Trellix Endpoint Security Suite
In connection with RSAC 2023, Trellix unveiled Monday the debut of what it’s calling its “comprehensive” endpoint security offering. The Trellix Endpoint Security Suite aims to serve as a “complete end-to-end security solution,” the company said in a news release—consisting of Trellix Endpoint Security, Trellix Endpoint Detection and Response and Trellix Endpoint Forensics. The suite aims to provide enhanced control and visibility to Security Operations Center teams in a centralized platform, enabling proactive security for an organization’s endpoints, the company said. The suite supports both on-premises and cloud-based implementations.
Apiiro Risk Graph Explorer
Apiiro, a startup focused on providing robust security capabilities for cloud-native applications, said Tuesday at RSAC that it has launched a new capability for improved identification of gaps in the application attack surface. The new Risk Graph Explorer is a “first-of-its-kind” security feature in that it “enables limitless visibility into applications not possible before,” Apiiro said in a news release. The new capability is built on the company’s Risk Graph engine and provides a simple-to-use interface for rapidly answering questions about potentially vulnerable software components, APIs, secrets, repositories and infrastructure-as-code modules, Apiiro said.

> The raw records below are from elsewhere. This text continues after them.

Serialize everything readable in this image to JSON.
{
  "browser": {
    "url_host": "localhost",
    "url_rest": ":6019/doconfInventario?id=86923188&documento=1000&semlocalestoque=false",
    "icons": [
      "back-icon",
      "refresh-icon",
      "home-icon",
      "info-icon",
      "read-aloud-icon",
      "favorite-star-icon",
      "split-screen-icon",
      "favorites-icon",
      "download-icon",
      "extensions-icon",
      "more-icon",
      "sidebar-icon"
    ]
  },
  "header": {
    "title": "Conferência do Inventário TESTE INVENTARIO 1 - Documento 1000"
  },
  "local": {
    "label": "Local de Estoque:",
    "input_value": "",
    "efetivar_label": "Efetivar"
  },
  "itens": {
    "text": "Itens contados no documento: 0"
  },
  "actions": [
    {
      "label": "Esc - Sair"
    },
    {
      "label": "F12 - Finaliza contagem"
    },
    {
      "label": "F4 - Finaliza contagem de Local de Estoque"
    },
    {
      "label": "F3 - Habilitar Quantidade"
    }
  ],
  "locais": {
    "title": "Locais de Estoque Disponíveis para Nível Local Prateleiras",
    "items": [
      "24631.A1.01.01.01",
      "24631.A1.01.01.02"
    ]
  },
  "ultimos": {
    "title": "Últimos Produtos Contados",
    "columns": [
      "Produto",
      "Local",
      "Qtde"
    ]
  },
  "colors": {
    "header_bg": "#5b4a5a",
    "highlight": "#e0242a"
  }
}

Proofpoint Threat Protection Updates
At the start of RSAC 2023, Proofpoint unveiled new capabilities for its Aegis Threat Protection platform that aim to help with thwarting attacks based on account takeovers. The new capabilities include Supplier Threat Protection, which detects compromised supplier accounts and enables simplified investigation into the issues. A second major new capability is Targeted Attack Prevention Account Takeover, which provides improved visibility into email account takeover attacks and accelerates remediation of accounts, mailbox rule changes, app manipulations and data exfiltration, Proofpoint said.
Expel Vulnerability Prioritization
Expel last week unveiled its new Vulnerability Prioritization tool that aims to determine the highest-risk vulnerabilities for prioritized response. The offering is powered by the Expel Workbench security operations platform and integrates with third-party vulnerability management tools. The product works by assessing exploitability and intent, while correlating data with the customer’s business, Expel said. The company’s analysts further investigate escalated vulnerabilities to determine the issues that need an immediate response, ultimately providing customers with a list of prioritized vulnerabilities as well as recommendations, according to Expel.
Salt Security API Protection Updates
Salt Security said just ahead of RSAC 2023 that it has added “advanced” threat detection capabilities, as well as improved API discovery, to its API Protection Platform. The company said it utilizes “the industry’s only patented AI algorithms for API security” to offer enhanced user intent detection along with enhanced analytics for API threat severity evaluation. The updates also enable faster investigation with the aim of reducing the amount of time before an API attack is addressed, Salt Security said. Meanwhile, the company said that its API discovery process has been strengthened to provide greater accuracy with its API endpoint mapping.